ICPC is the oldest and most prestigious team programming competition in the world. Initially, only North American universities participated in them, but since 1989 they have been held internationally.
This year’s edition of the competition was as unusual as the previous one because, due to the pandemic, the finals were held two years after the regional qualifiers in the capital of Bangladesh, Dhaka. Despite the sanitary restrictions, 3-person representatives of 132 universities from 45 countries participated. There were 12 complex algorithmic problems to be solved, and the final results were determined by the number of solved tasks and time.
Results
Poland was traditionally represented in the finals by the same universities as in previous years: the University of Warsaw, the Jagiellonian University, and the University of Wrocław. The best was the University of Warsaw, whose team won the silver medal for 8th place with eight solved tasks. Its leader was Łukasz Kondraciuk, and Dawid Jamka and Konrad Paluszek also performed in the band. It is an excellent result, bearing in mind that Kondraciuk has been living in San Francisco for a year, working for Open AI (Elon Musk’s company), making it practically impossible to train with colleagues before the competition. The coach of the team was prof. Jan Madey and Wojciech Nadara as a co-coach. The second, who is the two-time medalist of the ICPC finals in 2016 (silver) and 2017 (gold), won the 2nd (!) place in the competition for coaches. The Jagiellonian University took 21st place, and the University of Wrocław – 24th, solving seven tasks each. These are decent results, considering that eight teams did not solve a single task, 12 only 1, and 20 only 2.

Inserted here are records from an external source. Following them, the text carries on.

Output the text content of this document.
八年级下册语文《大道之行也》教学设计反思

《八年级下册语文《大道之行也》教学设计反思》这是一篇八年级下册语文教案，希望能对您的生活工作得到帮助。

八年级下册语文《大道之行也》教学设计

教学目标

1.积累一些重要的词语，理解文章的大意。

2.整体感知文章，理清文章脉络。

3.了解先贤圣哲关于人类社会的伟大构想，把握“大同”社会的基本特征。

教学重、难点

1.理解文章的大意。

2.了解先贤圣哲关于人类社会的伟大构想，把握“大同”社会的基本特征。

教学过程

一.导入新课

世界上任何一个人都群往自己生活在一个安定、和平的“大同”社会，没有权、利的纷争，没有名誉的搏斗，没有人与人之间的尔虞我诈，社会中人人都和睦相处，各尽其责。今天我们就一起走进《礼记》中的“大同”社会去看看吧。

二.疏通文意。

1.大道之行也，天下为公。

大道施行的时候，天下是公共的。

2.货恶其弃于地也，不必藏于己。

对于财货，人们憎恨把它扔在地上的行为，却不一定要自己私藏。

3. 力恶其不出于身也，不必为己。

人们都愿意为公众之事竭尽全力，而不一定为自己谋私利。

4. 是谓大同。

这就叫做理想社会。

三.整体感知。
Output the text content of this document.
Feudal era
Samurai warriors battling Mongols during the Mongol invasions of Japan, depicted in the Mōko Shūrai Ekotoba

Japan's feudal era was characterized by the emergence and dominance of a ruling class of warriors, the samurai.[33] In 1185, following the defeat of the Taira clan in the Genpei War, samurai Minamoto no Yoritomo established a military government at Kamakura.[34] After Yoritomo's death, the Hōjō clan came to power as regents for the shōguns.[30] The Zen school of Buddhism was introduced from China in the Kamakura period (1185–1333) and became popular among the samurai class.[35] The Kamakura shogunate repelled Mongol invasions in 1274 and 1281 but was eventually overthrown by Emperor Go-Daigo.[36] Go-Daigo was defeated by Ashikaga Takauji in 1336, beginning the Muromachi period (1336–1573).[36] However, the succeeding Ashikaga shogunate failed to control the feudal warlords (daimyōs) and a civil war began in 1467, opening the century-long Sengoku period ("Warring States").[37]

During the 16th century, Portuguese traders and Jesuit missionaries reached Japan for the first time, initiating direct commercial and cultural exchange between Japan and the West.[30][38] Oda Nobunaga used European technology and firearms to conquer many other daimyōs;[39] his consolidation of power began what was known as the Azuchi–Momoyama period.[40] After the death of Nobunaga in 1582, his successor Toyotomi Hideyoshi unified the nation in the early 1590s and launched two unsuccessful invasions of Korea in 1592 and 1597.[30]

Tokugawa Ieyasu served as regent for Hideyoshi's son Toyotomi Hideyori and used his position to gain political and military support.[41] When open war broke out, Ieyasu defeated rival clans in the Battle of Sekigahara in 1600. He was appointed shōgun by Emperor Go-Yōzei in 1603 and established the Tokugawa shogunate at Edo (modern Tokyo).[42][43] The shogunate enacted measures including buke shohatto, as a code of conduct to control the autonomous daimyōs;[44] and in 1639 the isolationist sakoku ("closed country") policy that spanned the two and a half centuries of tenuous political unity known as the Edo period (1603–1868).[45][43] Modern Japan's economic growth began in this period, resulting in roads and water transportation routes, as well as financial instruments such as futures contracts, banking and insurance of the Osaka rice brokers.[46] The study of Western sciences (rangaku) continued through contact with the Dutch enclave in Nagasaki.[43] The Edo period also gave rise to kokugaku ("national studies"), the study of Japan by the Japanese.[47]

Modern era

The MIT (USA) team won the competition by solving 11 tasks correctly, and gold medals were also won by: Peking University from China (10 tasks), Tokyo University from Japan, and Seoul University from South Korea (9 tasks each). So Asians dominated because the MIT team consisted entirely of naturalized Chinese, including the coach.
The best European university, ETH Zurich from Switzerland, was 5th, followed by the teams of the University of Paris (France) and Carnegie Melon (USA), also solving nine tasks, as well as the University of Warsaw (the fastest among those that solved eight tasks). They all received silver medals.